Several artists confine themselves entirely to natural materials, with striking results. "Visitor" by "branch artist" Julie Lindell is splendidly positioned in a meadow by the Environmental Learning Center.
Intricate in shape — like a many-limbed hollow star — and big enough in scale to have a strong, spooky presence, it's a deadfall golem that might come to branch-clacking life if you chanted the right spell over it.
Stephen Rock and the Rock Brothers also use all-natural materials in "Executive Decision," consisting of four picnic tables under seeming aerial attack. One table surface is pierced by a chunky, pointed Douglas fir wedge, while landscaping boulders lance the others.
The artists' stated intent is to explore how "issues, once laid on a table, can hardly be ignored." The piece's blend of utility and violent whimsy merit permanent placement in Carkeek Park.
Aaron Haba's fanlike "Alto" — built of rope, twine and Holodiscus discolor (ocean spray) — is another perfect fit of artwork and setting: a sort of soft-sculpture answer to Isamu Noguchi's "Black Sun" in Volunteer Park.

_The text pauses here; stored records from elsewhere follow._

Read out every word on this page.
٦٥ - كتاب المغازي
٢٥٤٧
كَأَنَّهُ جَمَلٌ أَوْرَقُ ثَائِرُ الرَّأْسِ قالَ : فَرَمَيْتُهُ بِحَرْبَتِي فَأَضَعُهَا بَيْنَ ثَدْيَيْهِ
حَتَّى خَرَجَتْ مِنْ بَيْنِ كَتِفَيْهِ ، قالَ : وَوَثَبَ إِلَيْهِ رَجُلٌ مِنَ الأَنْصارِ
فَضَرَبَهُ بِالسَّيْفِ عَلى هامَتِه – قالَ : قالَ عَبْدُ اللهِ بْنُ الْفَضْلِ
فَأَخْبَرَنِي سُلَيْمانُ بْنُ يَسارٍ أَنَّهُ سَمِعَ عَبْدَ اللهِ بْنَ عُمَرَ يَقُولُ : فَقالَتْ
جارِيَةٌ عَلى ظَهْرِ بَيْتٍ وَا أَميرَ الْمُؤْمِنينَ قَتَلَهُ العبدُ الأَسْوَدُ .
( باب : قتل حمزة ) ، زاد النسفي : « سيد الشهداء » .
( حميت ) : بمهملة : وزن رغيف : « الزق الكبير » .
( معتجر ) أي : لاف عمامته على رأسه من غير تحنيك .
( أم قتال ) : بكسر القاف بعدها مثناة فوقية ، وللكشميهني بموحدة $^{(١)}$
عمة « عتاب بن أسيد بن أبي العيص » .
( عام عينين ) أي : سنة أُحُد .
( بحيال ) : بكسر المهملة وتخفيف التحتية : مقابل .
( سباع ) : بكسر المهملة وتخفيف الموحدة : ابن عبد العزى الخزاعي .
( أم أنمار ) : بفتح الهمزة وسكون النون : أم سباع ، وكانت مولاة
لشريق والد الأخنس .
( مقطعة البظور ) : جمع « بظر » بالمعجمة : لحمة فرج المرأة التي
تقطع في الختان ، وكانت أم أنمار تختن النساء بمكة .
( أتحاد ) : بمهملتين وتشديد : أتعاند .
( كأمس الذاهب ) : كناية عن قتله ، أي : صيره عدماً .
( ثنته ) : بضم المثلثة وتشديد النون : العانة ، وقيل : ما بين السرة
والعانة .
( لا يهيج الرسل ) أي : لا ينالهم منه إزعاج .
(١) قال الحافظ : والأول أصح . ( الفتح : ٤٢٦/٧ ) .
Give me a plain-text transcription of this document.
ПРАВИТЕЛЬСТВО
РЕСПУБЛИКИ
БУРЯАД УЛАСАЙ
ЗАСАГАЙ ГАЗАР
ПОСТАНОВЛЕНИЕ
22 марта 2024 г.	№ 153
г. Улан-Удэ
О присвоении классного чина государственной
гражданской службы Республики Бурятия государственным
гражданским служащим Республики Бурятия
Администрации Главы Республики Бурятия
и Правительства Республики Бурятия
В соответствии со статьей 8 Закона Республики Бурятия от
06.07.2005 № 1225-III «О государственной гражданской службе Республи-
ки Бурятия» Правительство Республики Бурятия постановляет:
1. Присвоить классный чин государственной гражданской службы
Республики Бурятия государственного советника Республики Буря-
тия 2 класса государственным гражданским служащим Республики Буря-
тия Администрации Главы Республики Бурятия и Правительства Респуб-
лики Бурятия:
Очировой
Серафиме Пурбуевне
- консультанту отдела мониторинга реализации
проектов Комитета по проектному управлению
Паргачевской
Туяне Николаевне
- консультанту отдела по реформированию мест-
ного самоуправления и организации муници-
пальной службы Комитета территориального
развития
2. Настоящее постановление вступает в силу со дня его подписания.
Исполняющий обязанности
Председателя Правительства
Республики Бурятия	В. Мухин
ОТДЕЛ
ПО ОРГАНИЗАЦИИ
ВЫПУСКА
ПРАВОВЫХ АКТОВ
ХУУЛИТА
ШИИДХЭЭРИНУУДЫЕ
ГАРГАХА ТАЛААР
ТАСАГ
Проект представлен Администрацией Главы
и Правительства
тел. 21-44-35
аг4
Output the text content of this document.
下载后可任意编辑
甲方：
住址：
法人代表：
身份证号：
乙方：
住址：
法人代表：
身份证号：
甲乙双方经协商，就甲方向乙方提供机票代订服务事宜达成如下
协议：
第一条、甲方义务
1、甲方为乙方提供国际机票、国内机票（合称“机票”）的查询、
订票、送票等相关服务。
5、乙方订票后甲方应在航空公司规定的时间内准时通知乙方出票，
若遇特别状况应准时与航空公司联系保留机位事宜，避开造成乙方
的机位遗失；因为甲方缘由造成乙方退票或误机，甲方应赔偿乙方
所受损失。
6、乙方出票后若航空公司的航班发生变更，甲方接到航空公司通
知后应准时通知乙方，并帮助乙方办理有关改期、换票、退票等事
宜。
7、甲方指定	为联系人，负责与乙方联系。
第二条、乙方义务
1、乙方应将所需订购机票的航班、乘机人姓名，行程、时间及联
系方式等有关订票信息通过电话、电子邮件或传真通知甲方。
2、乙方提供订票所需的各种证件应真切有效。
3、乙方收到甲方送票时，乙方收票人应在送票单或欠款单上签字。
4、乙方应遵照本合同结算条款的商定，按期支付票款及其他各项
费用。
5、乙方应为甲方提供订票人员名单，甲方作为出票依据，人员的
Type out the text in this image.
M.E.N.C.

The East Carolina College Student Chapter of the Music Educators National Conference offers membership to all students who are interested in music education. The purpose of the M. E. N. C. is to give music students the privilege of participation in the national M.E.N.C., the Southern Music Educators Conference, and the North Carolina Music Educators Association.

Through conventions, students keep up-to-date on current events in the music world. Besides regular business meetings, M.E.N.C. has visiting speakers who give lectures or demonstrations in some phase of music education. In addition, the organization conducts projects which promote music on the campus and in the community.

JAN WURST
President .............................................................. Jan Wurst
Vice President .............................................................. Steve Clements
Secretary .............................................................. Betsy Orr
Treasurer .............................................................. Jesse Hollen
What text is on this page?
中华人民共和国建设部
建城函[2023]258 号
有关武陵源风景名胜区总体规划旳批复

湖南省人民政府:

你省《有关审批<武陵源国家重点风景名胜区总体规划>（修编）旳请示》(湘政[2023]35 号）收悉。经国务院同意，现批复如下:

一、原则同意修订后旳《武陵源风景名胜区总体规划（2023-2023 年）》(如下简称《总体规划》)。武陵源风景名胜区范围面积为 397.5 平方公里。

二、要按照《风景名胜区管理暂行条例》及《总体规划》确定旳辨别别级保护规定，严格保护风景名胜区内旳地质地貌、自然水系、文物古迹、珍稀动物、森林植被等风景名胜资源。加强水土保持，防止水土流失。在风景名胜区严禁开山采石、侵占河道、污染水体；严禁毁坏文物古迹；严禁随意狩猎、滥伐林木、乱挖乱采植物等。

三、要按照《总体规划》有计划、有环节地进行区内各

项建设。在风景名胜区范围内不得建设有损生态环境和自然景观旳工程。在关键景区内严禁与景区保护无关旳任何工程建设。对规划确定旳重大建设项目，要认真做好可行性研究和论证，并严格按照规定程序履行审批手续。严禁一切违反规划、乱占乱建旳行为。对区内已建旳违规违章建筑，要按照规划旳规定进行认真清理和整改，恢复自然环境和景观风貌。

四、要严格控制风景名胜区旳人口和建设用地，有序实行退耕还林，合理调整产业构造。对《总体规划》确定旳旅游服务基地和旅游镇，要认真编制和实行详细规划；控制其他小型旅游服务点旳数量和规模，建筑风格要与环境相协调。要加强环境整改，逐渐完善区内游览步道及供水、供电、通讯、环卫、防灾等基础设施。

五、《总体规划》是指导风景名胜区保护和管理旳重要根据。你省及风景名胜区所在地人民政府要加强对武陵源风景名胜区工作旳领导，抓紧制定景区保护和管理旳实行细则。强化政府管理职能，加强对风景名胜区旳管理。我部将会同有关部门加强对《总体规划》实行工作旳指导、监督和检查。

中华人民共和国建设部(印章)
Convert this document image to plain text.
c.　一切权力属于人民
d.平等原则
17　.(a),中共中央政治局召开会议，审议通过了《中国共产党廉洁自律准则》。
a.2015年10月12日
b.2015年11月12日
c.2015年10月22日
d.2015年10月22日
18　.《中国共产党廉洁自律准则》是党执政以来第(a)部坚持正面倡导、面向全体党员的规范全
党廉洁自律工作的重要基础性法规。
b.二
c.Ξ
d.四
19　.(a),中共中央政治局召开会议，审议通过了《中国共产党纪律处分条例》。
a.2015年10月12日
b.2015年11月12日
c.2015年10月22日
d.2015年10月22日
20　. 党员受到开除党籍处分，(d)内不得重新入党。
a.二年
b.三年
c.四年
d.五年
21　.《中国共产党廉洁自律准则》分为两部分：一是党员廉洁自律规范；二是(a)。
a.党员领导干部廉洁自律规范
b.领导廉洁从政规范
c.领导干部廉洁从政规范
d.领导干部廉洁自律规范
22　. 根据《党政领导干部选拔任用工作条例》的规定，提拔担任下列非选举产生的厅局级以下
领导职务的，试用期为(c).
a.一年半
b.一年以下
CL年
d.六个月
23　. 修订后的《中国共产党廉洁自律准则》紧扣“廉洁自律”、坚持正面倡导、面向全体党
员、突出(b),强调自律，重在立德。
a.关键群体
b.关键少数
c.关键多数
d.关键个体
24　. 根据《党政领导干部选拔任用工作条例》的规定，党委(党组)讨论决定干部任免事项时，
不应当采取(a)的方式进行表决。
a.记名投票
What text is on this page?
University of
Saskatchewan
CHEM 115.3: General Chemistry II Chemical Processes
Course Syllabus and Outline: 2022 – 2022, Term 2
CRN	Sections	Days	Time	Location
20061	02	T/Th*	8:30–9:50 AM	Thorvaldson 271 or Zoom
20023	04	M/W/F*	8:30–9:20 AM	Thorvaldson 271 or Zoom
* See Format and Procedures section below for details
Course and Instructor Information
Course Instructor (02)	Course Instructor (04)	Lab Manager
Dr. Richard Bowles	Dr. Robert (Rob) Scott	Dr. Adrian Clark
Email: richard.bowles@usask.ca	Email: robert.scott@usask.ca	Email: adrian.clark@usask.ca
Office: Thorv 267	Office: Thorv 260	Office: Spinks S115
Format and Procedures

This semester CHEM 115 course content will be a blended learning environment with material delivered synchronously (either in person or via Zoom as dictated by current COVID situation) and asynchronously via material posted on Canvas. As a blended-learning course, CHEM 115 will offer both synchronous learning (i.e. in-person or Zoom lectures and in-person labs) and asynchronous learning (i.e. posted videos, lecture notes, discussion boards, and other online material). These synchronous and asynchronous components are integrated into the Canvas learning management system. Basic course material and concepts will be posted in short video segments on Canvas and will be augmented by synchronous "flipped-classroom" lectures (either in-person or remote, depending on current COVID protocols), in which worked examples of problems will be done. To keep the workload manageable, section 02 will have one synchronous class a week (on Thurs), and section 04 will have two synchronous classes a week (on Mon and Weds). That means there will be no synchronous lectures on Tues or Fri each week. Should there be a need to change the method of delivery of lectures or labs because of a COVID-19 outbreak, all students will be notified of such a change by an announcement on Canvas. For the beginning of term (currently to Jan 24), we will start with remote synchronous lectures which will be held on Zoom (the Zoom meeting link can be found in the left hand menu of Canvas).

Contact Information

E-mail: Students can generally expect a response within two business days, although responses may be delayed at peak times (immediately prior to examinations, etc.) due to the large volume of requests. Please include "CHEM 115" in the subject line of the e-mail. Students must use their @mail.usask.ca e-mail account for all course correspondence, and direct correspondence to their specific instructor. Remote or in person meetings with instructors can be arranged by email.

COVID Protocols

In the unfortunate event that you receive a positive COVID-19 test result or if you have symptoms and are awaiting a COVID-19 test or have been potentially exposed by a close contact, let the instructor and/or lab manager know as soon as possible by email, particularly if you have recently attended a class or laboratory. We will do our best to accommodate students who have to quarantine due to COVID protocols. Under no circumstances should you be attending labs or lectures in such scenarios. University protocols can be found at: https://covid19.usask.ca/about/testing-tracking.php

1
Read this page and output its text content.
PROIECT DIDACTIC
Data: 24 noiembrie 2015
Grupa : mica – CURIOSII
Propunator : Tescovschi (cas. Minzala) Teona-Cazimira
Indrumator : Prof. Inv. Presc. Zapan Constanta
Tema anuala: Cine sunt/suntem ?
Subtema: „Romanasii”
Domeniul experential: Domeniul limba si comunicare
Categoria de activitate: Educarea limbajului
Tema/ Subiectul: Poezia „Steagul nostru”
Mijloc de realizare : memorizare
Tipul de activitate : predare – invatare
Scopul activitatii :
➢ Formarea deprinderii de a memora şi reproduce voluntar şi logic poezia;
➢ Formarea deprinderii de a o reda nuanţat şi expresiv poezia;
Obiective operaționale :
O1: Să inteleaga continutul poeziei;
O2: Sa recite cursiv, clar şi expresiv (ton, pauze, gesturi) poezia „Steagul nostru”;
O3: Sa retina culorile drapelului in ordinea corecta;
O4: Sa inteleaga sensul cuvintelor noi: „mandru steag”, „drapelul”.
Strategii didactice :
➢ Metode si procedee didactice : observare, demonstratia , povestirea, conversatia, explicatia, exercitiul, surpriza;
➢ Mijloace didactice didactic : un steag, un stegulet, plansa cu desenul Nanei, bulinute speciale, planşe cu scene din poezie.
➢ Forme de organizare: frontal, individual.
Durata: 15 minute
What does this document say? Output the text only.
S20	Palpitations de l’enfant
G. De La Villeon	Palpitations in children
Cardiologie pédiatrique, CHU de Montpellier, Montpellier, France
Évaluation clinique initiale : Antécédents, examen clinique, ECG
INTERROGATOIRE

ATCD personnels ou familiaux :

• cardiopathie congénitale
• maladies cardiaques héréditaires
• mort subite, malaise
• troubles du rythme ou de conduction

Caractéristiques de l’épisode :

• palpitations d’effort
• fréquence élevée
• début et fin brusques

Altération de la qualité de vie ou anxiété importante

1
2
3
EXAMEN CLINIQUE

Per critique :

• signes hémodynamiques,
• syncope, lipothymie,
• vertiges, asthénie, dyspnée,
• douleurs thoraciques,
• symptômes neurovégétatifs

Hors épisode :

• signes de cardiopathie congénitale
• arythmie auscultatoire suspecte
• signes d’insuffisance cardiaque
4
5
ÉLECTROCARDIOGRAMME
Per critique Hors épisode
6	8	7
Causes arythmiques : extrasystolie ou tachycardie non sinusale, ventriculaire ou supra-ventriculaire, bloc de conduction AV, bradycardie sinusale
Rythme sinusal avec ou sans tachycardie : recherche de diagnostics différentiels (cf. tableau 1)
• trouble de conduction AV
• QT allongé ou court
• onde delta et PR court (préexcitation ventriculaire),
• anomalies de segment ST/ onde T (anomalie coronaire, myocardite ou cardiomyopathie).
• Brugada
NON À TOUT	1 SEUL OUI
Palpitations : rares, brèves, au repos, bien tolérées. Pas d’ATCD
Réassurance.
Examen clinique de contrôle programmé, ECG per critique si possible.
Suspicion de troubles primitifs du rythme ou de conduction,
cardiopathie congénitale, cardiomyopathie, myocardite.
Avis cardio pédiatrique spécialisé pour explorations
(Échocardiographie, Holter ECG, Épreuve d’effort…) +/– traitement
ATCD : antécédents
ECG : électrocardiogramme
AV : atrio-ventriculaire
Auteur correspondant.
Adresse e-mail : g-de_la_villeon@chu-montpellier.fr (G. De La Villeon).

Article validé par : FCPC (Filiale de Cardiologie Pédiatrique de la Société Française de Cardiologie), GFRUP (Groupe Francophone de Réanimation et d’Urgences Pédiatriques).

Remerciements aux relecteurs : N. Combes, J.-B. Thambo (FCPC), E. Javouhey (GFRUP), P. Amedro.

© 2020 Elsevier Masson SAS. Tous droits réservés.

Some works depend too heavily on artist explanation to have their intended impact. Meredith Hall and Vaughn Bell's "post-colony," for instance, consists of several tripods constructed from invasive plant species removed from the park. Nice idea — but without the artists' statement, the piece just looks something some bored kids put together.
Other pieces suffer from poor positioning or unimpressive scale. Miguel Edwards' "Que viva el Sol, La Vida Del Sol" is a fine, dynamic "broken sphere" depicting, the artist says, the mass and gaseous nature of the sun. But the sculpture feels almost shunted aside to a parking-lot side strip. It needs to be on a bluff somewhere, and five or 10 times the size it is, to have optimum impact.
Most park wanderers will have their own takes on what they discover among the streams and ravines of Carkeek Park. Put on your walking shoes, open your mind for an hour or two — and see what you can see.